“Cerca de la hora novena, Jesús clamó a gran voz, diciendo, Eli, Eli, ¿lama sabáctani? Esto es: Dios mío, Dios mío, ¿por qué me has desamparado? …Y al instante, corriendo uno de ellos, tomó una esponja, y la empapó de vinagre, y poniéndola en una caña, le dio a beber” (Mat. 27: 46, 48).
Miles de personas han sido crucificadas, pero nadie ha sufrido lo que Jesús sufrió, por motivos que vamos a explicar ahora. Sufrió una combinación de dolor físico, emocional, y espiritual, el último siendo más allí de toda comprensión, infinitamente más terrible. Las tres clases de dolor tenían en comunión la separación.
Dolor físico: Los romanos habían ideado esta clase de muerte para el peor de los criminales. Se trataba de un dolor desgarrador, de la separación de los músculos y tendones de los huesos, una agonía lenta de dolor insoportable que a veces duraba hasta tres días. El cuerpo trabajaba contra sí mismo, su peso haciendo presión sobre los pulmones de manera que la víctima no podía respirar y terminaba por asfixiarse. Las cruces estaban puestos en esta ocasión para ejecutar a tres revolucionarios notorios, como si fueron de ETA en nuestros días, enemigos de Roma. La de en medio tenía que haber sido para Barrabás, el jefe de los terroristas, pero en el último momento él fue substituido por Jesús.
Dolor emocional: Jesús fue humillado, calumniado, insultado, ridiculizado, incomprendido, odiado y despreciado. Todos sus discípulos le abandonaron. La gente que había escuchado sus mensajes, los que habían recibido sanidad, ningún estuvo a su lado. Su nación le había rechazado. La religión oficial le había condenado. Fue sacado fuera de la Cuidad, dejado para morir solo en agonía. Se quedó solo en el universo. Los salmos proféticamente revelan sus sentimientos más profundos: “El escarnio ha quebrantado mi corazón, y estoy acongojado. Esperé quien se compadeciese de mí, y no lo hubo; y consoladores, y ninguno hallé. Me pusieron además hiel por comida, y en mi sed me dieron a beber vinagre” (Salmo 69:20, 21).

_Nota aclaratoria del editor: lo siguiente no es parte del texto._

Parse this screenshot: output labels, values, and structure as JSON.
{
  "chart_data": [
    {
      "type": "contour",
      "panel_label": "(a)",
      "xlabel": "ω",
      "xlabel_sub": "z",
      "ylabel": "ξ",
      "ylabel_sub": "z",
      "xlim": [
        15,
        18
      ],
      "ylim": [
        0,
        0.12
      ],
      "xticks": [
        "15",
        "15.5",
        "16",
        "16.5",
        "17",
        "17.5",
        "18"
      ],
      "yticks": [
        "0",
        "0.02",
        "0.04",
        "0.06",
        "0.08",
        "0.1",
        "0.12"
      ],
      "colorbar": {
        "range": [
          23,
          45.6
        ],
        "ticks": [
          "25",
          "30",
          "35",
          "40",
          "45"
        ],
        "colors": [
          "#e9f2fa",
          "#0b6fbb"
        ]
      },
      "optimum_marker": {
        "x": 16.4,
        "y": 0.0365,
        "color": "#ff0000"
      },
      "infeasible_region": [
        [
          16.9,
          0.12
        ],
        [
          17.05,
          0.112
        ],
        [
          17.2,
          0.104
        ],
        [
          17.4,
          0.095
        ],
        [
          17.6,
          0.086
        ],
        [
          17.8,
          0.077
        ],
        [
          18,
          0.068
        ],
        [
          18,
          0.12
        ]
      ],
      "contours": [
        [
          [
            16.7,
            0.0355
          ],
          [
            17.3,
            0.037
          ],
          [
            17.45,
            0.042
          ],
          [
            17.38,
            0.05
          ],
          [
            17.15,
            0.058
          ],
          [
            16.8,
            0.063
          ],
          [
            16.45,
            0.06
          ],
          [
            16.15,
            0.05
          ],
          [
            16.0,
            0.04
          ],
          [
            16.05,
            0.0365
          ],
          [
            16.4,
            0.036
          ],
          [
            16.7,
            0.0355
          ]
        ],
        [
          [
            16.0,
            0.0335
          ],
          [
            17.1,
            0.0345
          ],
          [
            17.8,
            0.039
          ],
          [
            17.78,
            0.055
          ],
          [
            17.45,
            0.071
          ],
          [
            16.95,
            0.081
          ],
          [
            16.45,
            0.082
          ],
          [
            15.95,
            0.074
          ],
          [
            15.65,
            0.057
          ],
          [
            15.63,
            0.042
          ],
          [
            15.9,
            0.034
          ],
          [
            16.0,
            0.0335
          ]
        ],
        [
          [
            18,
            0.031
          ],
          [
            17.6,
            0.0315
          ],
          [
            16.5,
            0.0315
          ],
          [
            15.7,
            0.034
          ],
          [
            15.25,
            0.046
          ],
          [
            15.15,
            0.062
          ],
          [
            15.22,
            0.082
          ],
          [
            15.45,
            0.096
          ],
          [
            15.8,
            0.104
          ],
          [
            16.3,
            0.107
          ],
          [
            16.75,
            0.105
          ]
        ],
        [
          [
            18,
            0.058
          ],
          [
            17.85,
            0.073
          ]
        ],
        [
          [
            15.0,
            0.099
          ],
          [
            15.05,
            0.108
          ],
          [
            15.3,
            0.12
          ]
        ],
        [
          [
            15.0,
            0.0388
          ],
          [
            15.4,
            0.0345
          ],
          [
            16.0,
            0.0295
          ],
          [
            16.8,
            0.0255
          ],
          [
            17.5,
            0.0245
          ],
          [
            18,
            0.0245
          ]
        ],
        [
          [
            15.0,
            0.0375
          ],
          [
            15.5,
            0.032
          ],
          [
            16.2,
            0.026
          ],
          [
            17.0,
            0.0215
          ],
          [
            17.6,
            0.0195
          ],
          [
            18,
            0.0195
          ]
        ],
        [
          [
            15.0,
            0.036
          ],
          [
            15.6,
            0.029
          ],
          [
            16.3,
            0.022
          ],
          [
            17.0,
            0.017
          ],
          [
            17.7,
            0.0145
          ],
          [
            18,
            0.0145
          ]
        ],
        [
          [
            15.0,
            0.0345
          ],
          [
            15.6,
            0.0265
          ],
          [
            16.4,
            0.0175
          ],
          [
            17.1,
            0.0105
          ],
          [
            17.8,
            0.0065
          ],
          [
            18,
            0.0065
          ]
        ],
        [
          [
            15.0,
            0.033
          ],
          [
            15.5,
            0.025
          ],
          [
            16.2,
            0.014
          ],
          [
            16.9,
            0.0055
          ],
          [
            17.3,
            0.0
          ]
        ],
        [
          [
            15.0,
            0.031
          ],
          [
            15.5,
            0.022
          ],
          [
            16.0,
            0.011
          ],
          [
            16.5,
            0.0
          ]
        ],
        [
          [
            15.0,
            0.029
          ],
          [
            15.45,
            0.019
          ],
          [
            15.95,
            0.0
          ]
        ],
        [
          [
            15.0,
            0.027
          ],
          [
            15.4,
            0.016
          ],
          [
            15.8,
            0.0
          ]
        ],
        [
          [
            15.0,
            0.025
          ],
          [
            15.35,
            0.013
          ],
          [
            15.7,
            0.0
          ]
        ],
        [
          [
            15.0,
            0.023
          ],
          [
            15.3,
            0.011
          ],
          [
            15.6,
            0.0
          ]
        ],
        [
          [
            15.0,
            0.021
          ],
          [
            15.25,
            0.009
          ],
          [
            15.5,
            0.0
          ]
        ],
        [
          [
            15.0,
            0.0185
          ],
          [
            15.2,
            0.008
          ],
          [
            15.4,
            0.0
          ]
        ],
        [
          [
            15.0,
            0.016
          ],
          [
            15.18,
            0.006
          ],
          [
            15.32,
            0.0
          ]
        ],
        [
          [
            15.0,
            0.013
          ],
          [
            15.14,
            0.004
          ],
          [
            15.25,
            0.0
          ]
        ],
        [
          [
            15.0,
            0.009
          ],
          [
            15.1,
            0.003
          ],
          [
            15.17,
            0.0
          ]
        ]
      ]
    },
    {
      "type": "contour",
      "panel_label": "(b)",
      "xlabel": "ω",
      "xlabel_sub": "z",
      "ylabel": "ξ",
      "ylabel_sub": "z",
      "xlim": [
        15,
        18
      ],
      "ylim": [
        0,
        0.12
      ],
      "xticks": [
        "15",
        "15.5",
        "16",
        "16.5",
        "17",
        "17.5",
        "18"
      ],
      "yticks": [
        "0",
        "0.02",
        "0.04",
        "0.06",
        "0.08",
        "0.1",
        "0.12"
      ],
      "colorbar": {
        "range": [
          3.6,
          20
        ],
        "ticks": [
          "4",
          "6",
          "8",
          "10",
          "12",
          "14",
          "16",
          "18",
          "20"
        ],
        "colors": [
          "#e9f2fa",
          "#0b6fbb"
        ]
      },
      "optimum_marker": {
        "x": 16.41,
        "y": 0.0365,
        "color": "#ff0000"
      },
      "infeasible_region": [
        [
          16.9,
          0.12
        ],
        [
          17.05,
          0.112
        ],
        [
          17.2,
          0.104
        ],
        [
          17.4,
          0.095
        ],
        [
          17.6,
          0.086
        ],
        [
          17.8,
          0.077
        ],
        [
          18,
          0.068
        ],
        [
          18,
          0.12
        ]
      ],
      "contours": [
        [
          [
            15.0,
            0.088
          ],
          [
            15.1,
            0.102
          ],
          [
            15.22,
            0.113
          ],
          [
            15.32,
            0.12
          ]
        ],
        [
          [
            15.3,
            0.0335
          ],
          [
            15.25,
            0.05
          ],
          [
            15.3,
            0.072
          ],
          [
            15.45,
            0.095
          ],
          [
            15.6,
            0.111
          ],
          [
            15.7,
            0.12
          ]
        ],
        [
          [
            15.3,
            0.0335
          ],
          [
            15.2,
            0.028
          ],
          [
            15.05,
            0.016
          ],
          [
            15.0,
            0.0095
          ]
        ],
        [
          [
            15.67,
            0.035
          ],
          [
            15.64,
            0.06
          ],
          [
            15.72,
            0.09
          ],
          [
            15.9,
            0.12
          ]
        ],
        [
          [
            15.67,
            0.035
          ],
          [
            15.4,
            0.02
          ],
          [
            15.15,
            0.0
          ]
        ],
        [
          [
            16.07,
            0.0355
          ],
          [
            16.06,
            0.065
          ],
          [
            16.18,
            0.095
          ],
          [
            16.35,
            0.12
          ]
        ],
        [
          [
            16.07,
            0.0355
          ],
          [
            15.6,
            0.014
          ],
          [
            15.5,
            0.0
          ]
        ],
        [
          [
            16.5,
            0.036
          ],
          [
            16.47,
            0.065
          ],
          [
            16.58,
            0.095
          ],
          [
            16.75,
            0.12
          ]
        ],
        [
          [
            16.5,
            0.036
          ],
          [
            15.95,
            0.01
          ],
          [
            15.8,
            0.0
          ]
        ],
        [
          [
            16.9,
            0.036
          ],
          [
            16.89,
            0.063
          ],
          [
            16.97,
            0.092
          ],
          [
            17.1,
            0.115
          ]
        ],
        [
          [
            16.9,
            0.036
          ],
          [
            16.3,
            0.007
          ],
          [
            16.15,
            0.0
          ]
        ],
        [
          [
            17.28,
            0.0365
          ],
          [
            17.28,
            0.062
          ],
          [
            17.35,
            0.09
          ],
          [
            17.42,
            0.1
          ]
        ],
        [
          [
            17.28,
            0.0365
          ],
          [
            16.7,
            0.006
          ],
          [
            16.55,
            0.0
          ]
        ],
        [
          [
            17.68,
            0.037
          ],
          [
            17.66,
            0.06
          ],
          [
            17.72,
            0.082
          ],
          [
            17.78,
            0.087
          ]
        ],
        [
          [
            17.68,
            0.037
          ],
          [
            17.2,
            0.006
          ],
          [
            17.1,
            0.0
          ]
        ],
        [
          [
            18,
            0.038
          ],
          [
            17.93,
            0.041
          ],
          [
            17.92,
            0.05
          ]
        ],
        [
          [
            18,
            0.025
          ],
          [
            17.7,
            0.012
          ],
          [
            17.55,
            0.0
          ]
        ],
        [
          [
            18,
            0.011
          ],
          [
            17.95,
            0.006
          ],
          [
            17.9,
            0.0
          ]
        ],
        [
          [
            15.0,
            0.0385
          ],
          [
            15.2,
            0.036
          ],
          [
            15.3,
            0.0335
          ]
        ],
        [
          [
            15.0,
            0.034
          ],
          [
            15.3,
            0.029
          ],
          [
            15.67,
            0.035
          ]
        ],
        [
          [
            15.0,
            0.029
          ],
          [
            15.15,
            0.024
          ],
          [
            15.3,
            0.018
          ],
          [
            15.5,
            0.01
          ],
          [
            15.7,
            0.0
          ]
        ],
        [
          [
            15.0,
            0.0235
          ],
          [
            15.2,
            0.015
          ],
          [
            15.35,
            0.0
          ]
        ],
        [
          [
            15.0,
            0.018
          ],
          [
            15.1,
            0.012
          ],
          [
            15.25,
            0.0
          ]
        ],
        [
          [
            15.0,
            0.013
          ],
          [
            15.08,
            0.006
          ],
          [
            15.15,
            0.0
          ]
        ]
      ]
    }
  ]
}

Dolor espiritual. Este dolor consistía en la separación de su Padre, de su misma esencia, de su identidad, de su Ser. El Padre y el Hijo eran de la misma sustancia, compartían la misma Deidad, por la eternidad habían sido Uno, imposibles de separar sin repercusiones cósmicas, cómo la separación del átomo que produce la bomba atómica. En el Calvario se divorció de sí mismo, y se separó la fuerza que mantenía en funcionamiento el universo. Sin poder respirar, bloqueado de dolor, en lo más hondo de su ser clamó a Dios. No se acordó de los soldados, o del pueblo judío, o de sus amigos, sino de su Dios. No gritó: “Dios”, que habría sido una falta de respeto, sino “Dios mío”. El Dios de su alma y de sus entrañas le había abandonado, y oscuridad cubría la faz de la tierra. Del corazón de las tinieblas salió una solitaria voz diciendo: “Dios mío, Dios mío, ¿por qué me ha desamparado?” No había contado con aquello. “¿Por qué estás tan lejos de mi salvación, de las palabras de mi clamor?” (Salmo 22:1). La santidad de Dios se había separado de aquel que se había hecho vil, inmundo y contaminado con nuestro pecado. “Al que no conoció pecado, por nosotros lo hizo pecado, para que nosotros fuésemos hechos justicia de Dios en él” (2 Cor. 5:21). Por esto sufrió la Cruz.